Все, что делали меченосцы на подходе к Узмени, соответствовало желаниям Александра. Казалось, он предвидел все, что обеспечивало успех его войску в предстоящей битве. А если меченосцы разгадали его замысел? Устоят ли русские полки под напором рыцарской железной свиньи? Не устоят — много прольется крови. Александр старался представить себе все, что могло случиться в битве. И самое тревожное, горькое чувство, какое переживал он, был не страх встречи с сильным и храбрым противником, даже не опасность поражения, а страх того, что меченосцы, разгадав его замысел, не примут боя; не переступив Узмень, повернут вспять и уйдут к Юрьеву, под защиту городских стен. Дать врагу безнаказанно уйти с поля, избежав битвы, — что может быть позорнее!

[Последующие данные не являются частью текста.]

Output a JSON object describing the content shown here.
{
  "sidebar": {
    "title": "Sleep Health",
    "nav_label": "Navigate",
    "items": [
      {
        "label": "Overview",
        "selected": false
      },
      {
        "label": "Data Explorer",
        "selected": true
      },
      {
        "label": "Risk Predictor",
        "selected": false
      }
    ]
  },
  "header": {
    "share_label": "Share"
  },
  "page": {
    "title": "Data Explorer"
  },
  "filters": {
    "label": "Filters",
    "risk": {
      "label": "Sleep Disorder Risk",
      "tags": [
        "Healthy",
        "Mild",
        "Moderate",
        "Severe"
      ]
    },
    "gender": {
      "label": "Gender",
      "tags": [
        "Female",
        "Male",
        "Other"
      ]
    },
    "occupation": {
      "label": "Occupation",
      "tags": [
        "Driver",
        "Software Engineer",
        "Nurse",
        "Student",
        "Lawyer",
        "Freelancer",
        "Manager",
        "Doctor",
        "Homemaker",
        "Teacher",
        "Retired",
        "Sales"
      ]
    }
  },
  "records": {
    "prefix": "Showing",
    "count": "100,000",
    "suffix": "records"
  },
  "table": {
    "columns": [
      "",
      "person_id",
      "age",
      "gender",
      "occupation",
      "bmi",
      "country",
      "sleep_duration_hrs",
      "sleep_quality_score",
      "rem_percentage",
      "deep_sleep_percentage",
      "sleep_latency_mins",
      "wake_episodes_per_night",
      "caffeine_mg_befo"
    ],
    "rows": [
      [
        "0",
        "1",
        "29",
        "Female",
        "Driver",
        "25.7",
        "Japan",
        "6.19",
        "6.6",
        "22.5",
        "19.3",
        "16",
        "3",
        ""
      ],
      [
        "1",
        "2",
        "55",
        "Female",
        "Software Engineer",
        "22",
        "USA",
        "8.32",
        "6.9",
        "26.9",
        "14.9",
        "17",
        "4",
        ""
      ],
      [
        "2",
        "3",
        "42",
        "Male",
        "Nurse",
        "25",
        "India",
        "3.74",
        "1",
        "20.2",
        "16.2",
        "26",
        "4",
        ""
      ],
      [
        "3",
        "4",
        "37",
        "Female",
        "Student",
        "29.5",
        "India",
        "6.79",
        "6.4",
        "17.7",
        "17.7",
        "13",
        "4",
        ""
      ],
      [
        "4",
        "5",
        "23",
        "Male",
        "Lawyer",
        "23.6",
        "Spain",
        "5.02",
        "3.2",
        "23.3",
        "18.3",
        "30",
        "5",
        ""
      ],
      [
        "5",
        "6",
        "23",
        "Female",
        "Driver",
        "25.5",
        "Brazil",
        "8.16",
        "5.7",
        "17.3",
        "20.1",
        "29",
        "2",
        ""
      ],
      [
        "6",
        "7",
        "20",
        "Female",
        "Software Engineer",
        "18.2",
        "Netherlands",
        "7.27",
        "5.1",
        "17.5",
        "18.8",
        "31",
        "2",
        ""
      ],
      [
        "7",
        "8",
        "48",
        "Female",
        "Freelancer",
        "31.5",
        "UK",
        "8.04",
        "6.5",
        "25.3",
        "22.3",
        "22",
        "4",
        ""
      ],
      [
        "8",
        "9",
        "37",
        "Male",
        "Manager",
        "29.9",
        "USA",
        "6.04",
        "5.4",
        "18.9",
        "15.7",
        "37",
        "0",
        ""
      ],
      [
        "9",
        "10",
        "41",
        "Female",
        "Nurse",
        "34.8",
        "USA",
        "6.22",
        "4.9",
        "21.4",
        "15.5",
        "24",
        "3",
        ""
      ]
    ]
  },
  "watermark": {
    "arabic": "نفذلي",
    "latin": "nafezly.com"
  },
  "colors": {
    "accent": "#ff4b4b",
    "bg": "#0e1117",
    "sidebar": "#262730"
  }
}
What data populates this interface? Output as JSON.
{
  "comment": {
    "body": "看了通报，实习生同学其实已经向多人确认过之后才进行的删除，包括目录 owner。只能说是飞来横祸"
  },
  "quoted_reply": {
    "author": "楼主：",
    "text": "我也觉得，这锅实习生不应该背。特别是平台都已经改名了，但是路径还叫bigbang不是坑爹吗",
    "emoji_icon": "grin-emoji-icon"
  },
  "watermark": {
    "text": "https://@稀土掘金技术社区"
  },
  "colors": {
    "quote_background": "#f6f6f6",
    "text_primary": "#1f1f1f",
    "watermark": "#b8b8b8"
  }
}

Некоторое время Александр прислушивался к шуму и крикам, которые ветер доносил с того берега. Нет, не к уходу готовится войско крестоносцев. Оно торжествует победу. Пусть! Тем беззаботнее перейдут крестоносцы Узмень…

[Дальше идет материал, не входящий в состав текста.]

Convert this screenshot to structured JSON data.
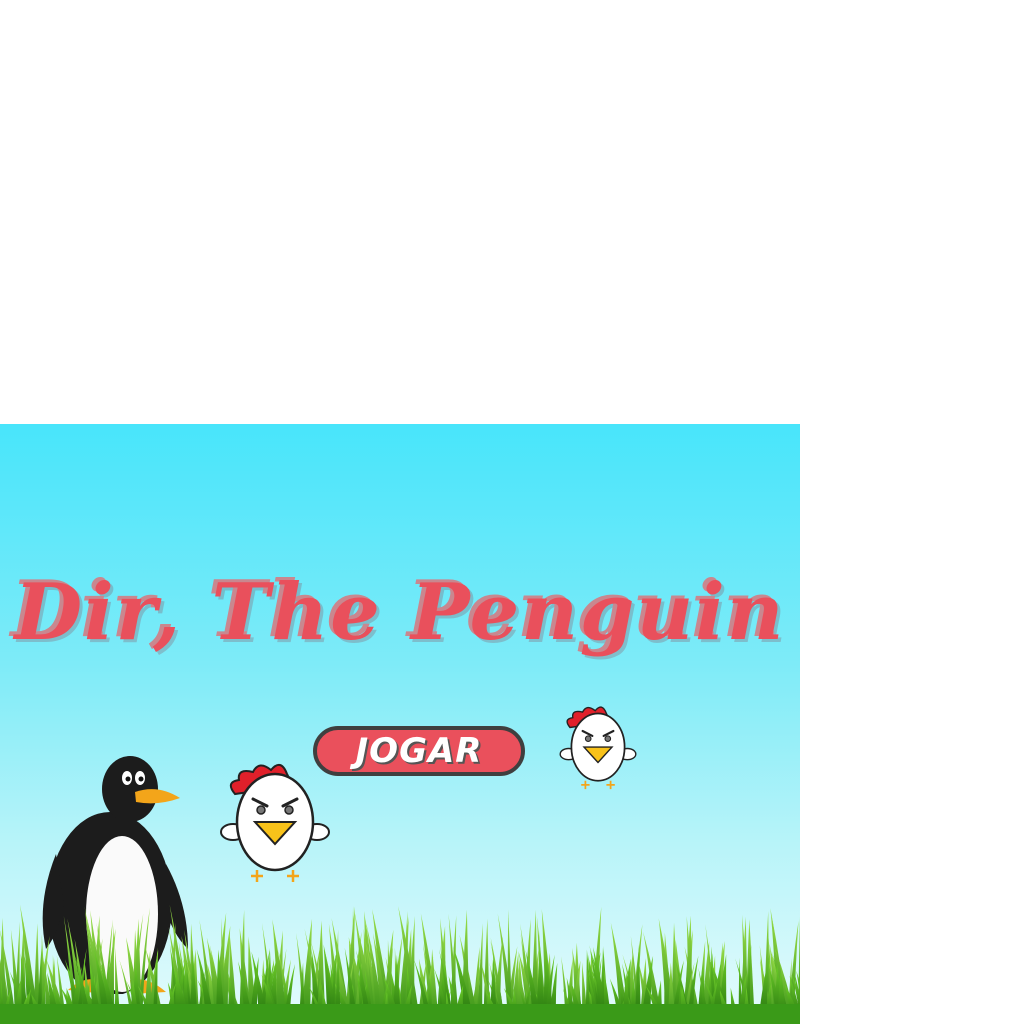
{
  "game": {
    "title": "Dir, The Penguin",
    "play_button_label": "JOGAR"
  },
  "colors": {
    "sky_top": "#48e5fb",
    "sky_bottom": "#e4fbfc",
    "title": "#e9505c",
    "button_fill": "#ea505c",
    "button_border": "#3f3f3f",
    "grass": "#4caf1c"
  },
  "sprites": [
    "penguin",
    "chicken",
    "chicken",
    "grass"
  ]
}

Лицо князя снова омрачила тревога. Перейдя Узмень, не оставят ли рыцари сильные сторожи на озере? Тогда потерпевшее поражение на русском берегу войско их сможет бежать с поля. Пополнив силы, меченосцы станут угрожать новым походом. Быть ли тому? Затем ли он вел полки, чтобы дозволить латынянам и впредь безнаказанно тревожить русские рубежи? Пусть крестоносцы кровью своей ответят за преступные свои замыслы, за те беды, кои принесли они Руси.

Александр позвал отрока.

— Найди, паробче, воеводу Василия Спиридоновича, — сказал он. — Передай: глядел бы он на Узмень. Пойдут лыцари да оставят сторожи — хватал бы он те сторожи, чтобы не нашли крестоносцы вольного пути на свой берег.

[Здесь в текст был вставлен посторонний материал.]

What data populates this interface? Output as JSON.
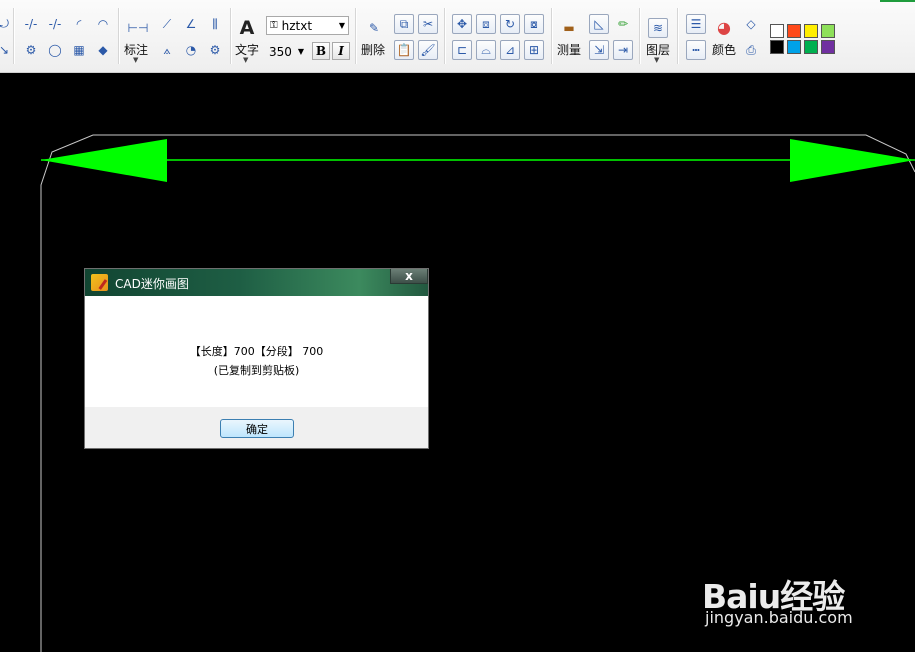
{
  "toolbar": {
    "dimension_label": "标注",
    "text_label": "文字",
    "font_name": "hztxt",
    "font_size": "350",
    "bold_label": "B",
    "italic_label": "I",
    "delete_label": "删除",
    "measure_label": "测量",
    "layer_label": "图层",
    "color_label": "颜色",
    "palette": [
      "#ffffff",
      "#ff4a1a",
      "#ffee00",
      "#8ee05a",
      "#000000",
      "#00a2e8",
      "#00b050",
      "#7030a0"
    ]
  },
  "canvas": {
    "line_color": "#00ff00",
    "outline_color": "#c8c8c8"
  },
  "dialog": {
    "title": "CAD迷你画图",
    "close_label": "x",
    "message_line1": "【长度】700【分段】 700",
    "message_line2": "(已复制到剪贴板)",
    "ok_label": "确定"
  },
  "watermark": {
    "logo_text": "Baiu经验",
    "url": "jingyan.baidu.com"
  }
}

— Сделаю, как велишь, княже.

— Иди!

Мысли Александра перенеслись в Новгород. Боярин Федор писал недавно, что в Новгороде тихо. «Старые вотчинники молчат, не чинят преград». И о том писал Федор Данилович, что взял он за княжий двор все вотчины Нигоцевича, указал рубежи вотчинные; смердов и холопов обложил данью. «Кроме нигоцевичевых, взял я, княже, за тебя вотчинку на Мете покойного болярина Стефана Твердиславича. Вымер род болярина, и наследников у него нету. Хороша и людна вотчинка. В совете господ боляре молчали, а владыка Нифонт благословил писать грамоту. Добро бы, княже, и на Пскове отписать за княжий двор вотчины боляр-переветов…»

Вспомнив о грамоте боярина и о том, что писал он о княжих вотчинах, Александр повеселел. «И в том прав Федор Данилович, — подумал он, — что советует поискать вотчин на Пскове». Будут отписаны за княжий двор вотчины псковских бояр-изменников, еще громче и требовательнее станет голос князя на вечевой степени и в Грановитой палате.

Что делает княгиня? «В горнице с мамкой Евпраксеюшкой смотрят наряды и узорочья», — подумал Александр и, усмехнувшись своей думе, собрал разбросанные около ветки сырого ельника, бросил их на костер. На минуту огонь как бы потух. Ветки расправились на жару, зашипели. Потом среди густой зелени смолистых игл показались струйки белого дыма. Дым становился все плотнее, гуще. Наконец яркими красными язычками прорвалось пламя. В темную глубину ночи взвился столб искр. Но обгорели иглы, и пламя исчезло.

На какие-то мгновения возник перед Александром образ Любаши — его первой любви. Ах, как любила его Любаша! Любила неч задумываясь, не желая ничего иного. Много времени прошло с той поры, изменилась жизнь, изменился и сам он… Нет, не время предаваться грусти. Настанет утро, и поле огласится звоном оружия, кликами сражающихся. Твердым надлежит быть, быстрым в решениях. Ему и войску его сказать ныне: быть ли в Новгороде ливонским меченосцам. Не быть! Александр стряхнул грусть, навеянную памятью о Любаше. Князь он и воин, ему стоять перед врагом и ему первому бросить в бою копье.

Ветер раздул костер. С шумом вспыхнули просохшие на жару ветки ельника. Пламя осветило серебро шелома и обветренное, обожженное весенним солнцем лицо Александра. На щеке у него, под левым глазом, точно старый рубец, обозначилась полоска копоти. В спутавшейся бороде застряли еловые хвоинки.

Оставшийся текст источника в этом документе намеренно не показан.